Mahntafel und geplante Veranstaltungen belegen Distanzierung von nationalsozialistischem Unrecht

Verstärkt werde die aus dem Beschlusswortlaut zu entnehmende Distanzierung vom nationalsozialistischen Unrecht und damit auch von der Judenverfolgung durch die zugleich vom Gemeinderat zum Ausdruck gebrachte Absicht, eine Mahntafel anzubringen, Veranstaltungen zu organisieren, die sich mit der Zeit des Nationalsozialismus sowie mit Themen von Gewalt und Unrecht in Geschichte und Gegenwart befassen, sowie den Ortshistoriker, der sich bereits in vielfältiger öffentlicher Art und Weise mit der Zeit des Nationalsozialismus in der Ortsgeschichte befasst habe, weiterhin zu unterstützen.

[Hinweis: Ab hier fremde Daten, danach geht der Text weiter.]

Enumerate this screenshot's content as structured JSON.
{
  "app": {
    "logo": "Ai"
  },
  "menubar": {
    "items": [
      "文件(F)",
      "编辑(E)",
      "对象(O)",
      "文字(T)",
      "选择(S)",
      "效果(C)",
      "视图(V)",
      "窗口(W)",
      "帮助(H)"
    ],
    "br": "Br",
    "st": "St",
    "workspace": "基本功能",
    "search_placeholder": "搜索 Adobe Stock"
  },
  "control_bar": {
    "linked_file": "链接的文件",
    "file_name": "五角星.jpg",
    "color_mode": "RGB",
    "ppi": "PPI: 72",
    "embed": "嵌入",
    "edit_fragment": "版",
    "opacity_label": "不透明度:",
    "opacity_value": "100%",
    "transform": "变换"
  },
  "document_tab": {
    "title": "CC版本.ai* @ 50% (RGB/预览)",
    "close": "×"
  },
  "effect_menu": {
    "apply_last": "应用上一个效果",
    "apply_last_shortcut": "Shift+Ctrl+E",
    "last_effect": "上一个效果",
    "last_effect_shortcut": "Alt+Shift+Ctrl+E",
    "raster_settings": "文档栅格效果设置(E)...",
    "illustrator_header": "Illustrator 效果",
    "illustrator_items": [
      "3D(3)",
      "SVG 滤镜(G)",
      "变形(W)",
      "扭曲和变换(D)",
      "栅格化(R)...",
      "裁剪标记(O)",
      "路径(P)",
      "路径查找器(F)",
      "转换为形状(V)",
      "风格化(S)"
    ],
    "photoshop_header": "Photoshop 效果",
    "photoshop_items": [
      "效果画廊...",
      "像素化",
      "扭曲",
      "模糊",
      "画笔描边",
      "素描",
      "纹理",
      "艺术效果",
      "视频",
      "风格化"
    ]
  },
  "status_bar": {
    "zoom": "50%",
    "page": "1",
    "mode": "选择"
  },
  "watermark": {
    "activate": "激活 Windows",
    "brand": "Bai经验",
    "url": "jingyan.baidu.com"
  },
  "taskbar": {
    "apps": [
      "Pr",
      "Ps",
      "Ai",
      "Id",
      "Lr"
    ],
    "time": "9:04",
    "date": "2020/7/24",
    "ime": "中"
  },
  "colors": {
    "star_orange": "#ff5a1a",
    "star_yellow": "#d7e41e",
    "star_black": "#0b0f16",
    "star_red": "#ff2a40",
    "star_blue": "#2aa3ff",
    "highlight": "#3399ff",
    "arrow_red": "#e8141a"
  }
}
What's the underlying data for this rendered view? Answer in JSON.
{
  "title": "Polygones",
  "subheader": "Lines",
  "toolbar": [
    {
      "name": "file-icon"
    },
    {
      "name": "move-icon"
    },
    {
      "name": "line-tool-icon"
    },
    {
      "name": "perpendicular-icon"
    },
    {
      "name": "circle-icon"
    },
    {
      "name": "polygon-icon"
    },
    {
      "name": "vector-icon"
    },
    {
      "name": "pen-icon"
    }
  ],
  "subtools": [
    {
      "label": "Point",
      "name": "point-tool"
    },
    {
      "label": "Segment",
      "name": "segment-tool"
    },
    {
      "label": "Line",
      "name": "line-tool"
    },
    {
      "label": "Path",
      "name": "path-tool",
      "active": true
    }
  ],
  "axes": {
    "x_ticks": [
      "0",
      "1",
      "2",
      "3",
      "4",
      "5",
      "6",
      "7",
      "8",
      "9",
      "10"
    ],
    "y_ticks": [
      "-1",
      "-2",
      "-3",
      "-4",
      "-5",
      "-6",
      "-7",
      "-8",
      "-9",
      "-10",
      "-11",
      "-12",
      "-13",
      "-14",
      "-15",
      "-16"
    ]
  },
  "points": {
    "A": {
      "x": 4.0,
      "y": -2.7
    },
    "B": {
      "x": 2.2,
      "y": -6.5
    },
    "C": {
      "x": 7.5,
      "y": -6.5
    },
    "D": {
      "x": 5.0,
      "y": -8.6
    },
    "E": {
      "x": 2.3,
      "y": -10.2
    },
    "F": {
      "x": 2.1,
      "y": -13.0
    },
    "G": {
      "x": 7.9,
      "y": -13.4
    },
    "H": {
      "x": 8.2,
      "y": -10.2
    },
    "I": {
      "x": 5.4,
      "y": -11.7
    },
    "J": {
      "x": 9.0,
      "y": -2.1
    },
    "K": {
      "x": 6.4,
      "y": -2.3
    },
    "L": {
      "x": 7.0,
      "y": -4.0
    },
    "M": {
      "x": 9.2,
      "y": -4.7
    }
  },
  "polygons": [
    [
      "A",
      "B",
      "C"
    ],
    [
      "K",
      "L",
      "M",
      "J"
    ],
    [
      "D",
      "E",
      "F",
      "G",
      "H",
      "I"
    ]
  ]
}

Die vorhandene, optisch indes nicht sichtbare Glocke werde zum Anlass genommen, zur Versöhnung aufzurufen sowie sich gegen Gewalt und Unrecht auszusprechen.

Auch weitere Klage erfolglos

Ebenfalls ohne Erfolg blieb die weitere Klage des Klägers mit dem Ziel, dem Bürgermeister der Gemeinde Herxheim die Äußerung zu untersagen, die im Kirchturm der protestantischen Kirche in Herxheim hängende Glocke diene "der Versöhnung mit den Opfern der Nazizeit". Auch insoweit bestätigte das OVG das klageabweisende Urteil des VG Neustadt an der Weinstraße und lehnte den Antrag des Klägers auf Zulassung der Berufung ab.

OVG Koblenz, Urteil vom 25.01.2019 - 10 A 11557/18.OVG

Redaktion beck-aktuell, 31. Januar 2019.